Efficacy and Toxicity Of Decitabine Versus CHG Priming Regimen In Patients With Higher Risk Myelodysplastic Syndrome

Decitabine has been approved for the treatment of myelodysplastic syndrome (MDS). CHG regimen (low-dose cytarabine and homoharringtonine in combination with granulocyte colony-stimulating factor (G-CSF)) has been reported to be effective in higher risk MDS patients. The comparative efficacy of these 2 forms of treatment in MDS is unknown. The objective of the current study was to compare the efficacy and toxicity of decitabine and CHG regimen in higher risk MDS.

We compared lower intensity decitabine with CHG regimen in higher risk MDS (International Prognostic Scoring System (IPSS) intermediate- or high-risk or chronic myelomonocytic leukemia (CMML)). Decitabine was given 20 mg/m² intravenously over 1 hour daily for 5 days. CHG chemotherapy consisted of an intravenous continuous infusion of low-dose cytarabine (25 mg/d) (days 1–14) and homoharringtonine (1 mg/d) (days 1–14) in combination with G-CSF (300 μg/d) by subcutaneous injection from day 0 until peripheral neutrophil count recovery to 2.0× 10⁹/L. The complete remission (CR), overall response (OR), overall survival and toxicity was compared between the two groups.

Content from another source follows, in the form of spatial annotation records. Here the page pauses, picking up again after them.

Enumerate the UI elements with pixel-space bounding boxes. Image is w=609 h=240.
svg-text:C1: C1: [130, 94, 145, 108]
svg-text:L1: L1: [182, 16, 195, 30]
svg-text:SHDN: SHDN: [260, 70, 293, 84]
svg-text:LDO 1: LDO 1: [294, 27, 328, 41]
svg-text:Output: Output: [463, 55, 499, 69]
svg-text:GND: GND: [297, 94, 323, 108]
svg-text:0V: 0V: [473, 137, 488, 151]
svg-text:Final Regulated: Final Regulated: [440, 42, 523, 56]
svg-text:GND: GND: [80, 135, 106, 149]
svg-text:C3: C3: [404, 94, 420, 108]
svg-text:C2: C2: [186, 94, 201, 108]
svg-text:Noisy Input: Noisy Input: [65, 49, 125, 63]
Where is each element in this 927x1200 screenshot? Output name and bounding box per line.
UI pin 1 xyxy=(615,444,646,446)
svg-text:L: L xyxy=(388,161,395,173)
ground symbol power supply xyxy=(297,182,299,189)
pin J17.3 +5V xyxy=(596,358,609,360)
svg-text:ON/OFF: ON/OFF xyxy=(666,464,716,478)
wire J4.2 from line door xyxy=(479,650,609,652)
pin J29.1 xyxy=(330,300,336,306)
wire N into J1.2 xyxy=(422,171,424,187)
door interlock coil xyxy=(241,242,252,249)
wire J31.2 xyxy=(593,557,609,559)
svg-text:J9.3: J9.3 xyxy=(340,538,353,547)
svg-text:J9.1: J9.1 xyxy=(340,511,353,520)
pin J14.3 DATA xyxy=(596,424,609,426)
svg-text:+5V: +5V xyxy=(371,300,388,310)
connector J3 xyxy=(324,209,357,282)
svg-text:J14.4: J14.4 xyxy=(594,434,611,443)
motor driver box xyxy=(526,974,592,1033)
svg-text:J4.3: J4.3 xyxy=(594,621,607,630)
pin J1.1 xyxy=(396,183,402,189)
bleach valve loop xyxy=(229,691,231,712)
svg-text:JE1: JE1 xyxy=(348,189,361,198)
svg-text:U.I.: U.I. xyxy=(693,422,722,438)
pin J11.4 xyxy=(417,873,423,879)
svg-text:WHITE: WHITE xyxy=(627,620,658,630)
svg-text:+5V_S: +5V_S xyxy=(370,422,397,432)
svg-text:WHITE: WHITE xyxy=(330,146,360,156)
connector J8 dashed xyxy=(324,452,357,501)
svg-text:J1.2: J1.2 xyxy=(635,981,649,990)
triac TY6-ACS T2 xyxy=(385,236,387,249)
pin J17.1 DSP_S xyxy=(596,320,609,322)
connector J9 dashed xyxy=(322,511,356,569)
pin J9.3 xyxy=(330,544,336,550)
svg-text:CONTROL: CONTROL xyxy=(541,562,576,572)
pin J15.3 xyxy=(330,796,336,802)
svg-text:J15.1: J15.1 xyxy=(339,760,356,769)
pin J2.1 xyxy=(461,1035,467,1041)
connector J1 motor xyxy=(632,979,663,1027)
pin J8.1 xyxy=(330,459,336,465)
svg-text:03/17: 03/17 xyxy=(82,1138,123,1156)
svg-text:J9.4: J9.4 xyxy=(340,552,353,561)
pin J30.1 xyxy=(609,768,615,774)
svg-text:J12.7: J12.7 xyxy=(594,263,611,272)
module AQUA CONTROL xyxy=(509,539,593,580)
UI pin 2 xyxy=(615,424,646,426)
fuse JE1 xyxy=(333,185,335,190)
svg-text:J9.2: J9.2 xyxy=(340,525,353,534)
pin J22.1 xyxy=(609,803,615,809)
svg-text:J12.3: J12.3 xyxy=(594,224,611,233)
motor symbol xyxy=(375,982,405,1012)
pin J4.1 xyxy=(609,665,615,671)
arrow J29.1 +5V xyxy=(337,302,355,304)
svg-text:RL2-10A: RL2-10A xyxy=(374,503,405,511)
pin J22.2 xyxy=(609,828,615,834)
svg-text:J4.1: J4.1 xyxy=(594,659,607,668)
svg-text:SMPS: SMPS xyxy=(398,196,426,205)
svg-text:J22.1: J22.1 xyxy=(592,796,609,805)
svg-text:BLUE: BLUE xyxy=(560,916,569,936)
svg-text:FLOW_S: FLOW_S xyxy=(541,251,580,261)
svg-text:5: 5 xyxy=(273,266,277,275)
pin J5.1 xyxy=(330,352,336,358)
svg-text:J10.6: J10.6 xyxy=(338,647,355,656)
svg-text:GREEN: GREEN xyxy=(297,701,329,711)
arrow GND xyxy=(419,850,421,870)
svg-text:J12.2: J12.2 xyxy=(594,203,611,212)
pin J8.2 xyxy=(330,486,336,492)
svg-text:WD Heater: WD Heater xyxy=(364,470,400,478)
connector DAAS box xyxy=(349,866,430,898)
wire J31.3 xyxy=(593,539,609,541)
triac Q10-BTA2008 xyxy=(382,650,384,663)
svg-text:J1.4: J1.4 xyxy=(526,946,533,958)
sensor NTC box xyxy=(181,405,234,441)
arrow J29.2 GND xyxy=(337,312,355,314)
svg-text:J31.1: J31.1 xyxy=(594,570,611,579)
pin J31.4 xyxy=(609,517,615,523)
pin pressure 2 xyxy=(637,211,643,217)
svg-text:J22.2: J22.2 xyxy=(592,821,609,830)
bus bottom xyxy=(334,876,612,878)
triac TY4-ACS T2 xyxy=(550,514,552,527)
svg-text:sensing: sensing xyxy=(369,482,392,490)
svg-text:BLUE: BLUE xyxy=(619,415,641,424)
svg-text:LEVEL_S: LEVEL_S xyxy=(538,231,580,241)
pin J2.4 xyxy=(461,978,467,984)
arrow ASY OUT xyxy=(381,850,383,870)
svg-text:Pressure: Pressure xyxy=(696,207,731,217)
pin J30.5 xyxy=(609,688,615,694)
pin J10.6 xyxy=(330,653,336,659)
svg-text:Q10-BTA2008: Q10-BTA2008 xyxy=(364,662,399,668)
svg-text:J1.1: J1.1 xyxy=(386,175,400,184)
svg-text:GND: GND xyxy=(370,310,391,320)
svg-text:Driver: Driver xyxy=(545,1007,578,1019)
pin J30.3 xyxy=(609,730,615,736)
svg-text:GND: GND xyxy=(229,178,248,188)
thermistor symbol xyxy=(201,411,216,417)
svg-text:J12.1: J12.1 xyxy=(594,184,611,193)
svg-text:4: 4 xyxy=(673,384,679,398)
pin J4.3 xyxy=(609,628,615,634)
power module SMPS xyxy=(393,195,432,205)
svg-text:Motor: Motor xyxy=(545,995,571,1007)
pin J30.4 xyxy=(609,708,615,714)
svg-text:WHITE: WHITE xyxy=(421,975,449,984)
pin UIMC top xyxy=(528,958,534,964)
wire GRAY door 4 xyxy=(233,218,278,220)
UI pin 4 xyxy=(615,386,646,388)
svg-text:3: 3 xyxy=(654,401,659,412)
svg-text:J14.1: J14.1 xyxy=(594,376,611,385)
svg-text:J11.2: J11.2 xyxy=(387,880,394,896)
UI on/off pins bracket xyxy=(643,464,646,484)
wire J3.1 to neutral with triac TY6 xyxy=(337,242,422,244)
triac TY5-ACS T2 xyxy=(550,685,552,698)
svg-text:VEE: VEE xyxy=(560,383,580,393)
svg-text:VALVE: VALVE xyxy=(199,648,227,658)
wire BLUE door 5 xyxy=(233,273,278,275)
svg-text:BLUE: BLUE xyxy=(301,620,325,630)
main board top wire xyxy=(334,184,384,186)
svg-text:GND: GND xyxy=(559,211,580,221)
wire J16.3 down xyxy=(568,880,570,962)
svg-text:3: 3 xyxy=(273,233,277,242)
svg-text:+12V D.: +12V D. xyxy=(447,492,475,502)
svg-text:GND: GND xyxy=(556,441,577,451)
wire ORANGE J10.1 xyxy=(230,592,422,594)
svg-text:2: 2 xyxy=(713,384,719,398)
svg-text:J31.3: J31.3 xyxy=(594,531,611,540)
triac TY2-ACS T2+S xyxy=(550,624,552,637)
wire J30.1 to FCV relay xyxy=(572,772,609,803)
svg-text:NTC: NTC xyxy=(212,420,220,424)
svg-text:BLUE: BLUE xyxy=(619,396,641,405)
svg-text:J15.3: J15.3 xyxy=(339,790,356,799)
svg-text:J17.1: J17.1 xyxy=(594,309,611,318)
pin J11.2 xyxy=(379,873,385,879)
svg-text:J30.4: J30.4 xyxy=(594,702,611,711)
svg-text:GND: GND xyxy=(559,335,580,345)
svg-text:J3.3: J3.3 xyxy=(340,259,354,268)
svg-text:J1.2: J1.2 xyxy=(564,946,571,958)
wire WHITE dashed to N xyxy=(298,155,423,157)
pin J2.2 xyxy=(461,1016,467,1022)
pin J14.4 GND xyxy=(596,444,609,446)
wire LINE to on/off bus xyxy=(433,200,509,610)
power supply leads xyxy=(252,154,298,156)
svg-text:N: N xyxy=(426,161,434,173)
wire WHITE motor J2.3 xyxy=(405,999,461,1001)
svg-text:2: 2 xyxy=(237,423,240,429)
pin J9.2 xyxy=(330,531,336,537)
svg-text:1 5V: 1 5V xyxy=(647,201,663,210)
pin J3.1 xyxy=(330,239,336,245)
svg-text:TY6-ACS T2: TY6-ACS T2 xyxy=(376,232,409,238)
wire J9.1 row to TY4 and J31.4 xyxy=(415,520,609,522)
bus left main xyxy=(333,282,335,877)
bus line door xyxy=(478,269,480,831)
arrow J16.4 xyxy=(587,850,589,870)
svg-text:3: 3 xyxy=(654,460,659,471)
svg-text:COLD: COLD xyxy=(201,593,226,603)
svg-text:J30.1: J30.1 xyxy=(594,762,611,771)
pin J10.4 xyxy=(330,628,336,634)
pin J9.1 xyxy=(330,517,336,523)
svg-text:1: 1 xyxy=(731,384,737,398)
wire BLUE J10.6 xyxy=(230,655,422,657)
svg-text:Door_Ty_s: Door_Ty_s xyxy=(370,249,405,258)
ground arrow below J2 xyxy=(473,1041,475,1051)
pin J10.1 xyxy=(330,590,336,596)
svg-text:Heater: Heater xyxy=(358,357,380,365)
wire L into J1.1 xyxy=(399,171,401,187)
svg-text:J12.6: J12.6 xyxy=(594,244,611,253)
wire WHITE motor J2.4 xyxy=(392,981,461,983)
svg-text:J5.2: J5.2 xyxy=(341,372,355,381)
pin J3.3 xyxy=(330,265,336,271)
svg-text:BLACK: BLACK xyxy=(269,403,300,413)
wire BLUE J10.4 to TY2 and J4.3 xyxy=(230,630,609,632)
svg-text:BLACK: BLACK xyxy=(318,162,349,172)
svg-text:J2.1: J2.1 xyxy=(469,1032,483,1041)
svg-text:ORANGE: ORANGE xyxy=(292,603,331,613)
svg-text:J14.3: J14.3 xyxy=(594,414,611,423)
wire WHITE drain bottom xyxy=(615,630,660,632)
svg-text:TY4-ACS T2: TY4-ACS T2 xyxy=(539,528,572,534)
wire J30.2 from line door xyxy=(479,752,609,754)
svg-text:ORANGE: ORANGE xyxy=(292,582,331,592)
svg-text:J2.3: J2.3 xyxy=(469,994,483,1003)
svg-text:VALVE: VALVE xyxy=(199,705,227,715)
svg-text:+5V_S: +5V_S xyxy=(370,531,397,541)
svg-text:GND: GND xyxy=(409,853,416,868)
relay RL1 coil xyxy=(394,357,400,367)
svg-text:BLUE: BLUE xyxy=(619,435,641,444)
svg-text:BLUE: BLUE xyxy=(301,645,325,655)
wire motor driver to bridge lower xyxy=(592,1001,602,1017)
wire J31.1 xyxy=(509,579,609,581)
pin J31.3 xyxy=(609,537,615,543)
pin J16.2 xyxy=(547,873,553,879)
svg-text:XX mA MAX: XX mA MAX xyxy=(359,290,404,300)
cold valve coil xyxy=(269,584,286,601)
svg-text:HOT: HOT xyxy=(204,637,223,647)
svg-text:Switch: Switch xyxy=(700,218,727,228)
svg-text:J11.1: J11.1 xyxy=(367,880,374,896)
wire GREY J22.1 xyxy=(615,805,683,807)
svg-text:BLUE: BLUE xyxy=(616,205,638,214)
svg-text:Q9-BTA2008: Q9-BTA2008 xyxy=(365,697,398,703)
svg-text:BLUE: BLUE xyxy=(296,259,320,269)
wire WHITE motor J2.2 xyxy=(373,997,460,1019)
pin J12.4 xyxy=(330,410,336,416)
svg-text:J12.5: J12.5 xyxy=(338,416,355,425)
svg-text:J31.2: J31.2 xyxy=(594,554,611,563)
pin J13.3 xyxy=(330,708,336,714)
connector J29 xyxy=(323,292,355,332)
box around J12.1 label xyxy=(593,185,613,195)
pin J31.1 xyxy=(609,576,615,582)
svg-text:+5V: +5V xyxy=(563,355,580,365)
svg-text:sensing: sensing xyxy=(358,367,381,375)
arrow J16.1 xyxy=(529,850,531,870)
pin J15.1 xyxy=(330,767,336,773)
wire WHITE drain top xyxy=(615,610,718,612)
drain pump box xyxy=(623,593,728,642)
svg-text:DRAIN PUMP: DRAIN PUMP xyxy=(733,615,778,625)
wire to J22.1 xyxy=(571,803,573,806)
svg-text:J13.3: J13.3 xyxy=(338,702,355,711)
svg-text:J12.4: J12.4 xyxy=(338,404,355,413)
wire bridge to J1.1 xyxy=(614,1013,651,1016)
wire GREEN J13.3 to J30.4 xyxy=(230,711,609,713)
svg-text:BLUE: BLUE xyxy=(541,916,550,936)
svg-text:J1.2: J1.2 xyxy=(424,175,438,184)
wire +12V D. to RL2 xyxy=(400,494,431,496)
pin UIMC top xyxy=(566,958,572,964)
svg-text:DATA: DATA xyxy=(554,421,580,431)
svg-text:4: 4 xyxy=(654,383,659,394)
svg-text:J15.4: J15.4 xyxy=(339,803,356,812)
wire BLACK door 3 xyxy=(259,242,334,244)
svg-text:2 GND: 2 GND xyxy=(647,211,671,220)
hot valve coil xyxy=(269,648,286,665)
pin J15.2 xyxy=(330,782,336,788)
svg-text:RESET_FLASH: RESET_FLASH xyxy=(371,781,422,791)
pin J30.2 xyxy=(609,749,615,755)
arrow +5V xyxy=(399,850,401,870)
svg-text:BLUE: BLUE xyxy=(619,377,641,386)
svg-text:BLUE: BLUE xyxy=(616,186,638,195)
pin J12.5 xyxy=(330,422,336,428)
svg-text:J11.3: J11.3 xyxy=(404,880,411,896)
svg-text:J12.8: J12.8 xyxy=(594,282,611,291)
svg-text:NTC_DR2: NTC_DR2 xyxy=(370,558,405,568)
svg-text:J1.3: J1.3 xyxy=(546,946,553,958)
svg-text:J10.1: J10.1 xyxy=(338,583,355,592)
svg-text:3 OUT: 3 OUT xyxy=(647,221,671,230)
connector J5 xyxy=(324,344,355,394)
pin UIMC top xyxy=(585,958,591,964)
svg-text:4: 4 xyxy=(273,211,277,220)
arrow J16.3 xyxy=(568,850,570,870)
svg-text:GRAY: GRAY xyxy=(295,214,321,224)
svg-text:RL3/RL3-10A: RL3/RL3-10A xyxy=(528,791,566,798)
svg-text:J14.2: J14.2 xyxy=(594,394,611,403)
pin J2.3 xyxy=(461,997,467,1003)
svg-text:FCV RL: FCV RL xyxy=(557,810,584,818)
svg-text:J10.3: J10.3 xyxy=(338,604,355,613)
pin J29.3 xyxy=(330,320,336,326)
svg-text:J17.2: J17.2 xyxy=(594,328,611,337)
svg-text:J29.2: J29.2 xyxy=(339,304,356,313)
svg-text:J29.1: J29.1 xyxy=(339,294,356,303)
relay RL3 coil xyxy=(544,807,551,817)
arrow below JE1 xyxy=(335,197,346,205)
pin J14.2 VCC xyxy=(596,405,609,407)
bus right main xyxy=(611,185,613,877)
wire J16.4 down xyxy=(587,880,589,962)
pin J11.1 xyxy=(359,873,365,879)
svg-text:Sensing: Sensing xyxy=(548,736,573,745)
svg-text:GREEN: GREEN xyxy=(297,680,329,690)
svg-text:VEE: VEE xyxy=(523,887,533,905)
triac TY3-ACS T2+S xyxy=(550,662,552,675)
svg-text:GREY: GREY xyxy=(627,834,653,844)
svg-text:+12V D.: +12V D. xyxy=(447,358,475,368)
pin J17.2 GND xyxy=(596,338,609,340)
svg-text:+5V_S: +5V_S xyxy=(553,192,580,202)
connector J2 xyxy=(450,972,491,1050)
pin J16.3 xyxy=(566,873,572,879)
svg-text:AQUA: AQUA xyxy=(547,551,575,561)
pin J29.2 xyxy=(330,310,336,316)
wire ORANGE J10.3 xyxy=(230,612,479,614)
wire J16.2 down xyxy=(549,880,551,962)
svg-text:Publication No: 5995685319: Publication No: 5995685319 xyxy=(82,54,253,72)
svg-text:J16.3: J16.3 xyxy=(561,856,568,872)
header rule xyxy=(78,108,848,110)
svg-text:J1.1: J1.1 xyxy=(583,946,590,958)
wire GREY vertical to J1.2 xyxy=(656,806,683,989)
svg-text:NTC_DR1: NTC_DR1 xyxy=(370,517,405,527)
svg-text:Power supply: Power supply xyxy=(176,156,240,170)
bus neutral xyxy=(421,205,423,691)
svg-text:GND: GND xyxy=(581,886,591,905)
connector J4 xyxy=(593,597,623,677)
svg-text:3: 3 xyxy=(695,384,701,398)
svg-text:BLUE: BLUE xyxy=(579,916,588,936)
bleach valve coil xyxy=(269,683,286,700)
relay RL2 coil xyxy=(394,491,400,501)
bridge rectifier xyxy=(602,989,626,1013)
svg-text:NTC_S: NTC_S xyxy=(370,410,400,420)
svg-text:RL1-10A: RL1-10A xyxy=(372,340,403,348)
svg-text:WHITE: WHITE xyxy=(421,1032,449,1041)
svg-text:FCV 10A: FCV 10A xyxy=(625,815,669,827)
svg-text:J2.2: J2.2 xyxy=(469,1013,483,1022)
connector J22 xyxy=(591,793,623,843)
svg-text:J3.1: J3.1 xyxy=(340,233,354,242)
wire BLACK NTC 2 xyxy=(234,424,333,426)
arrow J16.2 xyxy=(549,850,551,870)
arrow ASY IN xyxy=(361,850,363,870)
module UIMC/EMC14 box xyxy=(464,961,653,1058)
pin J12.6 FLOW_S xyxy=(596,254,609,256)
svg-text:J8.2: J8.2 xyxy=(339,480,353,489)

A total of 132 patients with higher risk MDS were enrolled in this study, 70 cases in decitabine group and 62 cases in CHG group. The CR rate was 25.7% with decitabine, compared to 32.3% with CHG regimen (p=0.538). The overall response rate (including CR, partial remission (PR), marrow CR and hematological improvement (HI)) between the two groups was also not significantly different (68.6% with decitabine and 58.1% with CHG regimen) (p = 0.209). Overall survival was not significantly different between the two groups (median survival: 18.2 months in decitabine group vs 15.3 months in CHG group; p=0.176). Grade 4 neutropenia occurred more frequently with decitabine (58.3 %) than with CHG regimen (32.3 %) (p = 0.004). Grade 4 thrombocytopenia was also more frequently with decitabine (61.4 %) than with CHG regimen (38.7 %) (p = 0.009).

Both decitabine and CHG regimens were effective in treating patients with higher risk MDS. The two regimens did not differ in terms of clinical responses. However, decitabine showed severer hematological toxicities than CHG regimen. This trial was registered at www.clinicaltrials.gov as ChiCTR-ONC-11001501.

No relevant conflicts of interest to declare.